Jean-Laurent Lucchesi (Vigueirat Nature, membre de FNE13) a détaillé cette alternative lors d’une présentation récente. Ses arguments s’appuient sur une analyse précise des besoins énergétiques de la zone industrielle portuaire (ZIP) de Fos. Selon le collectif, le renforcement du réseau RTE déjà en cours permettrait d’atteindre une puissance de 1,2 GW d’ici 2028. L’enfouissement de la ligne Jonquières-Fos porterait cette capacité à 3,2 GW à l’horizon 2032. Enfin, la combinaison d’une production d’hydrogène, de la relance de la ligne sous-marine Midi-Provence et de la récupération de l’énergie des éoliennes offshore ouvrirait la voie à une capacité totale de 8,2 à 9 GW d’ici 2035.

Crédit photo © Jean-Luc Moya • 2 degrés

Nous avons le choix entre une simple ligne électrique et un véritable projet de territoire

À l’issue de la présentation de la tierce expertise par M. Marc Petit, ingénieur à CentraleSupélec, Jean-Luc Moya (Agir pour la Crau, membre de FNE13) a exposé les principaux enseignements de cette analyse :

  • La solution portée par le Collectif THT 13/30 est jugée pertinente sur le plan technique.
  • L’étude souligne la possibilité d’un décalage dans le calendrier de certains volets du projet, notamment concernant la production d’hydrogène.
  • La capacité du réseau est envisagée de façon évolutive, avec des étapes clés entre 2026 et 2030, puis 2028 et 2035.
  • Le projet Midi-Provence est réactualisé, et l’étude cite en parallèle le projet GILA (Gironde Loire Atlantique), une ligne sous-marine reliant Bordeaux à Nantes, dont la mise en service est prévue en 2033.

Toutefois, l’étude pointe certaines limites :

  • Elle adopte une vision « techniciste », qui ne prend pas suffisamment en compte les impacts d’une ligne aérienne sur la biodiversité, les terres agricoles, les économies locales et les paysages.
  • La question de l’acceptabilité sociale du projet, notamment dans les territoires du Gard, de la Camargue et de la Crau, n’est pas intégrée dans l’analyse.

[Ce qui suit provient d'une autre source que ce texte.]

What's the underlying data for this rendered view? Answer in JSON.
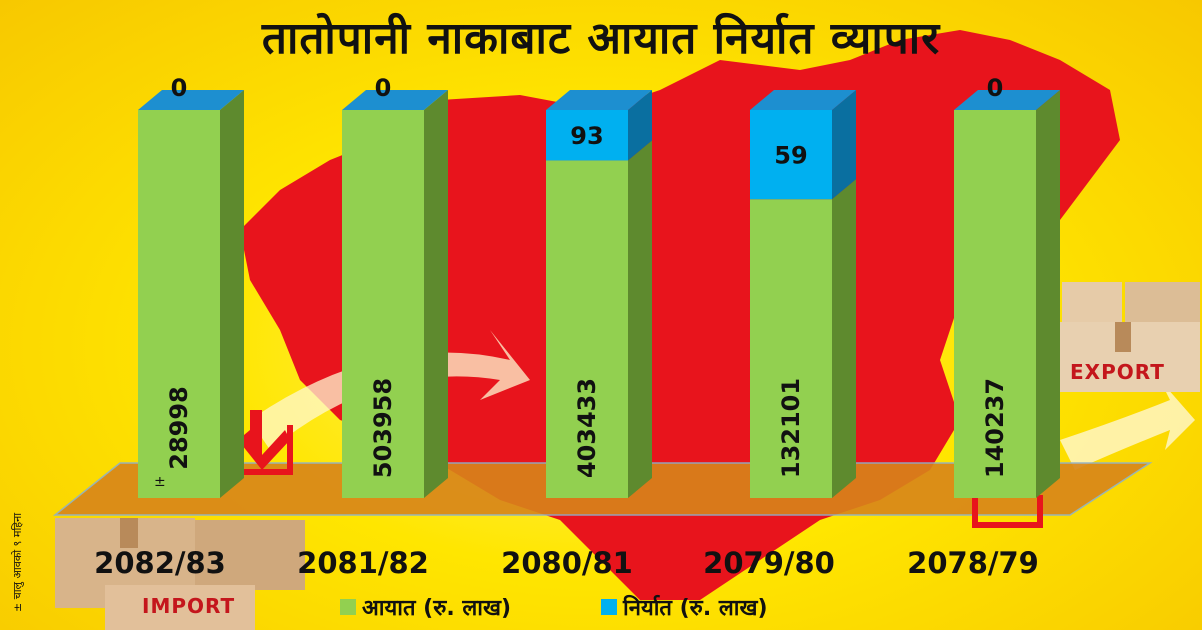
{
  "title": "तातोपानी नाकाबाट आयात निर्यात व्यापार",
  "footnote": "± चालु आवको ९ महिना",
  "decor": {
    "import_label": "IMPORT",
    "export_label": "EXPORT"
  },
  "colors": {
    "import": "#92d050",
    "export": "#00b0f0",
    "map": "#e8141c",
    "background": "#ffe600"
  },
  "legend": [
    {
      "label": "आयात (रु. लाख)",
      "color": "#92d050"
    },
    {
      "label": "निर्यात (रु. लाख)",
      "color": "#00b0f0"
    }
  ],
  "chart_data": {
    "type": "bar",
    "stacked": true,
    "categories": [
      "2082/83",
      "2081/82",
      "2080/81",
      "2079/80",
      "2078/79"
    ],
    "series": [
      {
        "name": "आयात (रु. लाख)",
        "values": [
          28998,
          503958,
          403433,
          132101,
          140237
        ],
        "labels": [
          "28998",
          "503958",
          "403433",
          "132101",
          "140237"
        ],
        "note_marks": [
          "±",
          "",
          "",
          "",
          ""
        ]
      },
      {
        "name": "निर्यात (रु. लाख)",
        "values": [
          0,
          0,
          93,
          59,
          0
        ],
        "labels": [
          "0",
          "0",
          "93",
          "59",
          "0"
        ]
      }
    ],
    "export_display_share": [
      0,
      0,
      0.13,
      0.23,
      0
    ],
    "legend_position": "bottom",
    "grid": false
  }
}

Finalement, la comparaison entre la solution de RTE et celle du Collectif THT13/30 met en avant la pertinence de l’alternative portée par ce dernier : : une approche globale, évolutive et respectueuse des enjeux environnementaux et sociétaux, à l’image des grands projets d’infrastructures énergétiques alternatives qui émergent en France.

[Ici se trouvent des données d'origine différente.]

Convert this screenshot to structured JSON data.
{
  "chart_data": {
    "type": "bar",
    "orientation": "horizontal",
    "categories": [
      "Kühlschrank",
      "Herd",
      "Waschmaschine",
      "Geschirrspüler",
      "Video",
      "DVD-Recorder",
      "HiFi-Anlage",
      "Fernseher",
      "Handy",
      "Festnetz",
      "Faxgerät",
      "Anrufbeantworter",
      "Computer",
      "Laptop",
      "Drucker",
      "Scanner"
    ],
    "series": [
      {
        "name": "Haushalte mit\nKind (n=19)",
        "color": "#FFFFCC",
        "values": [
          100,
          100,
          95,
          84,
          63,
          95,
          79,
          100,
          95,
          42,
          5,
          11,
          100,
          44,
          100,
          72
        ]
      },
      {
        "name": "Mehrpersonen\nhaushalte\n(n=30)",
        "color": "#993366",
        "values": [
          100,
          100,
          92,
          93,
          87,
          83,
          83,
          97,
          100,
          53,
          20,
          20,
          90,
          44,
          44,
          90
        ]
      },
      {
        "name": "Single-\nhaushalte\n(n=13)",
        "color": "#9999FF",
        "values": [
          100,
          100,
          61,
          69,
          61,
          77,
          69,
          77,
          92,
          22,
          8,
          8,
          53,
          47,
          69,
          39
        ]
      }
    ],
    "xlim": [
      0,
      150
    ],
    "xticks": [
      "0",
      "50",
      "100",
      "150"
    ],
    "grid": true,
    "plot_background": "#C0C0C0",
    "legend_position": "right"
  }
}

Au niveau des impacts sur l’avifaune, notamment, soulignons l’intervention de François Cavallo de l’association NACICCA, membre de FNE13, qui, à travers les différents comptages réalisés en 2024 et 2025 montre l’extrême richesse de nos territoires :

  • 38.500 oiseaux observés
  • 78 espèces différentes dont 70% protégées

Rien n’a été décidé selon M. Le Préfet

À l’issue de ces longs et parfois vifs échanges, le préfet de région, Georges-François Leclerc, a tenu à rappeler qu’« aucune décision n’est actée pour le moment ». Le dossier reste donc ouvert, et le débat public se poursuit.

Face à l’hypothèse d’une poursuite du projet selon le tracé aérien, le Collectif THT13/30 prévient : « Nous engagerons des recours en cascade si nécessaire. » Clément Lajoux, porte-parole des agriculteurs, a même martelé : « Cette ligne ne verra jamais le jour, on ira jusqu’à la guerre ! »

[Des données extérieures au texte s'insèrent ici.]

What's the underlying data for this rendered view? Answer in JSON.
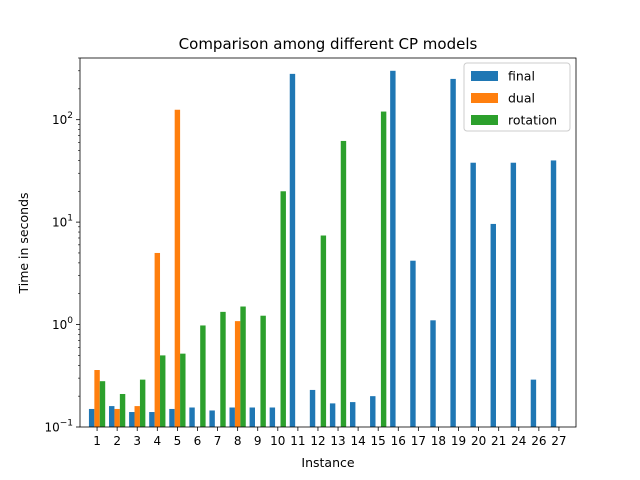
{
  "chart_data": {
    "type": "bar",
    "title": "Comparison among different CP models",
    "xlabel": "Instance",
    "ylabel": "Time in seconds",
    "yscale": "log",
    "ylim": [
      0.1,
      400
    ],
    "yticks": [
      {
        "value": 0.1,
        "base": "10",
        "exp": "−1"
      },
      {
        "value": 1,
        "base": "10",
        "exp": "0"
      },
      {
        "value": 10,
        "base": "10",
        "exp": "1"
      },
      {
        "value": 100,
        "base": "10",
        "exp": "2"
      }
    ],
    "categories": [
      "1",
      "2",
      "3",
      "4",
      "5",
      "6",
      "7",
      "8",
      "9",
      "10",
      "11",
      "12",
      "13",
      "14",
      "15",
      "16",
      "17",
      "18",
      "19",
      "20",
      "21",
      "24",
      "26",
      "27"
    ],
    "legend": {
      "position": "top-right"
    },
    "series": [
      {
        "name": "final",
        "color": "#1f77b4",
        "values": [
          0.15,
          0.16,
          0.14,
          0.14,
          0.15,
          0.155,
          0.145,
          0.155,
          0.155,
          0.155,
          280,
          0.23,
          0.17,
          0.175,
          0.2,
          300,
          4.2,
          1.1,
          250,
          38,
          9.6,
          38,
          0.29,
          40
        ]
      },
      {
        "name": "dual",
        "color": "#ff7f0e",
        "values": [
          0.36,
          0.15,
          0.16,
          5.0,
          125,
          null,
          null,
          1.08,
          null,
          null,
          null,
          null,
          null,
          null,
          null,
          null,
          null,
          null,
          null,
          null,
          null,
          null,
          null,
          null
        ]
      },
      {
        "name": "rotation",
        "color": "#2ca02c",
        "values": [
          0.28,
          0.21,
          0.29,
          0.5,
          0.52,
          0.98,
          1.33,
          1.5,
          1.22,
          20,
          null,
          7.4,
          62,
          null,
          120,
          null,
          null,
          null,
          null,
          null,
          null,
          null,
          null,
          null
        ]
      }
    ]
  }
}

Alors que la transition énergétique ne peut s’accomplir au détriment des territoires et de leurs habitants, la solution combinant enfouissement et liaison sous-marine émerge comme un compromis réaliste et respectueux de l’environnement1. Reste à savoir si RTE et l’État sauront entendre cette voix médiane, afin d’éviter l’envenimement d’un conflit déjà très tendu.